Artistic works inspired by sleep paralysis
By Sonam Kaloti, Arts Editor
Sleep paralysis is an experience that many people have at least once or twice in their lives. For some, it can be a much more regular experience. Sleep paralysis is being conscious but unable to speak or move. It occurs when your body stays paralyzed during rapid eye movement (REM) sleep (so you do not act out your dreams) while your brain is awake. The experience can be rather frightening, but rest assured, it is not actually harmful and typically only lasts a few seconds or minutes.
During sleep paralysis you may be able to move your eyes; find it hard to breathe as though your chest is being crushed or restricted; hear, feel, or see things that aren’t there; and/or feel an evil presence in the room.
There’s been a common thread of similar hallucinations experienced by people throughout time and across many different cultures: Whether it be curious shadowy figures watching you from across the room, Hat Man who lingers in your doorway, the Old Hag who crushes your chest, or a demon who has sex with you.
I once had a little girl in my room who slowly crept up to me between blinks and distorted into a piranha-like monster, proceeding to scream two inches from my face. Also, I’ve experienced some auditory hallucinations (my friend speaking in a spooky voice about his bad acid trip where his girlfriend’s face melted off) paired with a loud buzzing sound. I made a Flipnote of it on my DSi to try to explain what the hell happened, but professional artists capture the experience to a far better extent.
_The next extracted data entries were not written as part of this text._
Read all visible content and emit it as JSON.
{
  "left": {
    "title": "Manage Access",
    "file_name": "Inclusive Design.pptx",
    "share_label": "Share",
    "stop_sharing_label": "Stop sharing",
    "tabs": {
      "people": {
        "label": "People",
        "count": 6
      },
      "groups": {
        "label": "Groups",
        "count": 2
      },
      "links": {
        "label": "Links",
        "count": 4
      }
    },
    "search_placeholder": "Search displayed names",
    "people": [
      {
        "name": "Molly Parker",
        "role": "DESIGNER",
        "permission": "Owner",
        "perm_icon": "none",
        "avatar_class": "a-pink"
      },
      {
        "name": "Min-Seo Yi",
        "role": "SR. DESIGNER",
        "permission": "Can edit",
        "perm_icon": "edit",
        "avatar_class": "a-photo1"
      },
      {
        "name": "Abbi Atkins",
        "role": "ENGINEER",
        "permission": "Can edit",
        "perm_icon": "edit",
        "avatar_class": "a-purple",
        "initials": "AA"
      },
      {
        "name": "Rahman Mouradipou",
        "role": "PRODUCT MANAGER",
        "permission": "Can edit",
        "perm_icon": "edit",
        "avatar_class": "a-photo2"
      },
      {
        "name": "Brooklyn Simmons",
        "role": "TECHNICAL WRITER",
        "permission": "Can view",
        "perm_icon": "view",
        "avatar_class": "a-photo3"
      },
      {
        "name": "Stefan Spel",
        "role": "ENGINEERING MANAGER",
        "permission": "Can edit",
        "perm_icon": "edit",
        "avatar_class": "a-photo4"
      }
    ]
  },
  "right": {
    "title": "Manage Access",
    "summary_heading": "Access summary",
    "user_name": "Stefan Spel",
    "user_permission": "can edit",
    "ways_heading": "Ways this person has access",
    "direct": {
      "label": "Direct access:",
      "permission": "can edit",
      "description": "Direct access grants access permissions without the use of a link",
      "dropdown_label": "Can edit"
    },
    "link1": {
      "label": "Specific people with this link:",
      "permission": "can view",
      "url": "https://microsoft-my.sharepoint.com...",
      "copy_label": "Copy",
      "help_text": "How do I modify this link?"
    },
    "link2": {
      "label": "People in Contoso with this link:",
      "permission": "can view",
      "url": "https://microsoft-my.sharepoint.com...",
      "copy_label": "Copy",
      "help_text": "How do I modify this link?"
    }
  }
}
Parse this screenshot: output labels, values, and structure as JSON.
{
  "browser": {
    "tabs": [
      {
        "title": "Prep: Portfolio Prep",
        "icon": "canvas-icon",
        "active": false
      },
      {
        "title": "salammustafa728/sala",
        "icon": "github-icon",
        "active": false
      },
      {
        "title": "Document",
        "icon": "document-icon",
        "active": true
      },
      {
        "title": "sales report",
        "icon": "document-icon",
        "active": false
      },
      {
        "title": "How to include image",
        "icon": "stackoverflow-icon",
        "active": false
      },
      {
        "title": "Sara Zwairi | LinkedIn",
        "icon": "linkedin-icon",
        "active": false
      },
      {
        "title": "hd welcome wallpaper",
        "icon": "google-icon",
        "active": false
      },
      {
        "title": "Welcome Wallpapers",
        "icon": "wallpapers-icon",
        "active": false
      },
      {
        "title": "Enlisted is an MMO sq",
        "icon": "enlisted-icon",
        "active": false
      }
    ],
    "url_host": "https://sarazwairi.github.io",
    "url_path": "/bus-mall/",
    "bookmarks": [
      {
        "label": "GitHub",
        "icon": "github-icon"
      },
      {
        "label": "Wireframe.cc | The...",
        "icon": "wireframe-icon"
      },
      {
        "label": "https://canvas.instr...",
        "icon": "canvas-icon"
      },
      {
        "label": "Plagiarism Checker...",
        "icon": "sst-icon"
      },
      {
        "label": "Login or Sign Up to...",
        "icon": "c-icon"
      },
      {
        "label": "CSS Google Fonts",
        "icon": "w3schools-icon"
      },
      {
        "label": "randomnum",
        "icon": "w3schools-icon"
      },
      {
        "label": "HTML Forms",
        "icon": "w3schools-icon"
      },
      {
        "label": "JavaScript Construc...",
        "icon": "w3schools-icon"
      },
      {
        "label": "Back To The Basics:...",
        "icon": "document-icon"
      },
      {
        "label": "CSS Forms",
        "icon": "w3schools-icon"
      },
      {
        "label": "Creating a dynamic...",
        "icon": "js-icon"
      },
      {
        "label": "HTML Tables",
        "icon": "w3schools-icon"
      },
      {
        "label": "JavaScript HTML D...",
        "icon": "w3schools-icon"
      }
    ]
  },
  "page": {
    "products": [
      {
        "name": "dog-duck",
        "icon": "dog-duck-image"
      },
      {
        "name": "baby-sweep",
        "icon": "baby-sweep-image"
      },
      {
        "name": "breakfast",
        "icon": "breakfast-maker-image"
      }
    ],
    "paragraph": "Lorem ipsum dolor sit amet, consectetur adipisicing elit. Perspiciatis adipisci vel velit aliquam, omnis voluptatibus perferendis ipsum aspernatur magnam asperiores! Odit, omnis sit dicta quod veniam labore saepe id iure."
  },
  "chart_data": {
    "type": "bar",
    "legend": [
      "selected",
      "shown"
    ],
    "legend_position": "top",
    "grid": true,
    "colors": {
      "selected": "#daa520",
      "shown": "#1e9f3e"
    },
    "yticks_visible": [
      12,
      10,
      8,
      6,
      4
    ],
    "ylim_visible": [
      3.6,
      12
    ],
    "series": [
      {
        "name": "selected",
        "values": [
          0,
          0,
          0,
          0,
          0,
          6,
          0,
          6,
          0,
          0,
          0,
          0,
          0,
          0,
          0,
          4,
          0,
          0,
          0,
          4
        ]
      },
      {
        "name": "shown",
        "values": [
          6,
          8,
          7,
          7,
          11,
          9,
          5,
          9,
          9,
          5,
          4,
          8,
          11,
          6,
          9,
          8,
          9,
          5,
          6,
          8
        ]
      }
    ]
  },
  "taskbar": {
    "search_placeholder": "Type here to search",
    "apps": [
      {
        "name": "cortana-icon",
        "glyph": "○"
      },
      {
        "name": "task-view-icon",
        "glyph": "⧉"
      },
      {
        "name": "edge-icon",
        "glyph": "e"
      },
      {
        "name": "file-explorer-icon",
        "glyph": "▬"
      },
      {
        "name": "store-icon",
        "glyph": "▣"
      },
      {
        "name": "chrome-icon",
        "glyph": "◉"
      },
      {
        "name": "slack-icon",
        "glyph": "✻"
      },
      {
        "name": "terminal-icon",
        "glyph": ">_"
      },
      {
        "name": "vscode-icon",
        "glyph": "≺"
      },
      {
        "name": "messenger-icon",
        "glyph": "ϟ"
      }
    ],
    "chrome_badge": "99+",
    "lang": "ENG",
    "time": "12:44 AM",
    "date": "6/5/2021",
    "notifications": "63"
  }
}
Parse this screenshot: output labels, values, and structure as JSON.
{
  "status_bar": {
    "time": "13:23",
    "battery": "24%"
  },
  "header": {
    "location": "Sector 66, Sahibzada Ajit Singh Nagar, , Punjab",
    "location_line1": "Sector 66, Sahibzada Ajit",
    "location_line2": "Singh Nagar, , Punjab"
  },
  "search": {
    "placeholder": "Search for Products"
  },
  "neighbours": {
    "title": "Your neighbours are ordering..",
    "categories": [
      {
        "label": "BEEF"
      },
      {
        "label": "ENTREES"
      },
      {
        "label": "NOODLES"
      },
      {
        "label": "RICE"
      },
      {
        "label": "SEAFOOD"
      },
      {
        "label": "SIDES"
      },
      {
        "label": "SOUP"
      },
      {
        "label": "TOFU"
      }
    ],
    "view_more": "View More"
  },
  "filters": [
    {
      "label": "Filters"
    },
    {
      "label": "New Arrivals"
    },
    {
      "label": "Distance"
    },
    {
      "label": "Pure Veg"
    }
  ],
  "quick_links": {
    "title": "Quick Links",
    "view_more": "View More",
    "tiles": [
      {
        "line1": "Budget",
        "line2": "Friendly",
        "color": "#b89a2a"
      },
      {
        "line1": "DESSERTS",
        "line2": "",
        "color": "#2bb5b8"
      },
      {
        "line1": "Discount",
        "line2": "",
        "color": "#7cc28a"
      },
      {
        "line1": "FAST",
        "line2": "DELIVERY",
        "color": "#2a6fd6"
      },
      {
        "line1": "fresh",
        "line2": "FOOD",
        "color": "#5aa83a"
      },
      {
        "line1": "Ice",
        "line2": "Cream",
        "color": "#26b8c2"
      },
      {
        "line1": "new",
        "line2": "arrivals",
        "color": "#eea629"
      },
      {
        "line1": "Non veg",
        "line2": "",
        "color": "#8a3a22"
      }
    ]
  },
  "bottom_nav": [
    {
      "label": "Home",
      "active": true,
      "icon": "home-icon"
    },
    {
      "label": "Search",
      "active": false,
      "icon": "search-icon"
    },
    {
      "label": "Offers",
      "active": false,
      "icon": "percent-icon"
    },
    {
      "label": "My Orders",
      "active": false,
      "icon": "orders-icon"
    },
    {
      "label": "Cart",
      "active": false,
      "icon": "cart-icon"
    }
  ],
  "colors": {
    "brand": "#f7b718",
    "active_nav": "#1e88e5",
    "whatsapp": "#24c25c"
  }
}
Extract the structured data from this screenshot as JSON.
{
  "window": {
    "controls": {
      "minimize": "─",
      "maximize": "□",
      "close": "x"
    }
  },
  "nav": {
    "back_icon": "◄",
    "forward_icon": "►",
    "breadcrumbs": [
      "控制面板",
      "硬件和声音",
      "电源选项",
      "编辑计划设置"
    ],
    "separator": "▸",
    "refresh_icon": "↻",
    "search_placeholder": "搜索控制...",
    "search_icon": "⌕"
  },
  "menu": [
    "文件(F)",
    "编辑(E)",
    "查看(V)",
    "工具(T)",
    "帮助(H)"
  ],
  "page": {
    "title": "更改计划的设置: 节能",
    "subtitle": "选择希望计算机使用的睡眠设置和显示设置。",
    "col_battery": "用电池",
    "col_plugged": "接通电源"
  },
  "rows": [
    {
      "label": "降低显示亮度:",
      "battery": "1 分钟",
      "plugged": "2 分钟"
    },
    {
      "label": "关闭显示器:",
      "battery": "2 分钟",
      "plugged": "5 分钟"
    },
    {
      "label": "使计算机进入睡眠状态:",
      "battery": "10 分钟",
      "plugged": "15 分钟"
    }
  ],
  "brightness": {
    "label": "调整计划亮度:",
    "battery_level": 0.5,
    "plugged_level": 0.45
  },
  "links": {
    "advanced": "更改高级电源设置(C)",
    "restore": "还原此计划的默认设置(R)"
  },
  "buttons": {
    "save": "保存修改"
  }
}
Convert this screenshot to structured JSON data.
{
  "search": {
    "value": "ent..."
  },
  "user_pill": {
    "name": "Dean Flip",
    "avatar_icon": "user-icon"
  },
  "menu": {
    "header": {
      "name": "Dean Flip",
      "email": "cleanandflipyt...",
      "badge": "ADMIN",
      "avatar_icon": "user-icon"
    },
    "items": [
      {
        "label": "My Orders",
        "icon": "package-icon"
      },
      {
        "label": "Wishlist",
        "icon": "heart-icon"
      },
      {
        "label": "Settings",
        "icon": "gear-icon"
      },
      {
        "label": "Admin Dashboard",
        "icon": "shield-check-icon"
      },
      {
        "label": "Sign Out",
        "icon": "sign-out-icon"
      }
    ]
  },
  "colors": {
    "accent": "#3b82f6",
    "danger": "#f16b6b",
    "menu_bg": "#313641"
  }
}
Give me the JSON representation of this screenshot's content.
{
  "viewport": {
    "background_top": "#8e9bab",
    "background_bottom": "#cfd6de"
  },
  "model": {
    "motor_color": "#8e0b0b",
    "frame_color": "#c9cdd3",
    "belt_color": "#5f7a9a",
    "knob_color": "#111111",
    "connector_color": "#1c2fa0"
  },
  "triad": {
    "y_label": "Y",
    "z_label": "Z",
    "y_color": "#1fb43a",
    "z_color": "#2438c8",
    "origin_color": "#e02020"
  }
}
A classic oil painting by Henry Fuseli, The Nightmare is thought by some researchers and psychologists to be an early artistic representation of the condition. It shows a woman asleep with a demonic incubus perched atop her chest. The painting itself is elegant, with the woman dressed in a loose white gown and her arms dangling. The room is decorated with red drapery, a nightstand, and the head of a ferocious horse peeking through the curtains.
In Shakespeare’s translated Romeo and Juliet Mercutio says, “Mab is the old hag who gives false sex dreams to virgins and teaches them how to hold a lover and bear a child.” Romeo and Juliet was published around 1595, and witch hunts in Europe and North America were still occurring into the late 1600s. Back then, people who had episodes of sleep paralysis were labelled as being visited by ghosts, witches, and demons, or accused of being witches themselves. Nowadays, due to lack of research and awareness many people who experience sleep paralysis claim that they were abducted by aliens.
Photographer Nicolas Bruno is one of the few who has dealt with consistent sleep paralysis episodes throughout his life. Eventually occurring daily, his disorder became detrimental to his mental health and everyday life. According to interviews with Fstoppers and Yatzer, he began surrealism photography in order to materialize his terrors so he could confront them more easily. Bruno’s work often contains images of faceless figures terrorizing him. The colours in his works are neutral and subdued, adding a dreamlike quality. The quiet of the backgrounds provides an eerie calmness to what is clearly a violent scene. Most of the characters look helpless and trapped, just as one feels during an episode. Despite the dark meanings and symbolism to his work, the pictures are aesthetically pleasing.
Filmmaker Carla MacKinnon posted a seven-minute short film on YouTube in 2014 titled Devil in the Room. The video is a multi-media creation featuring voiceovers of different people recounting their sleep paralysis experiences atop jarring real-life videos with added effects and animation. The film discusses both myths and the psychological side to the disorder. There’s a bit of a back and forth between speakers due to the way they approach the subject. Near the end, one speaker says, “It’s a physiological effect […] it’s not real,” followed by a menacing tone that says, “It doesn’t matter if it’s real because it feels real, and that’s what matters isn’t it?”
Sleep paralysis still lacks a lot of research and it remains an uncommon phenomenon, thus artistic expressions like these are the closest most people can come to understanding this unfortunate terror. Luckily, we are past burning witches, lest anyone claiming alien abductions finds themselves at a stake.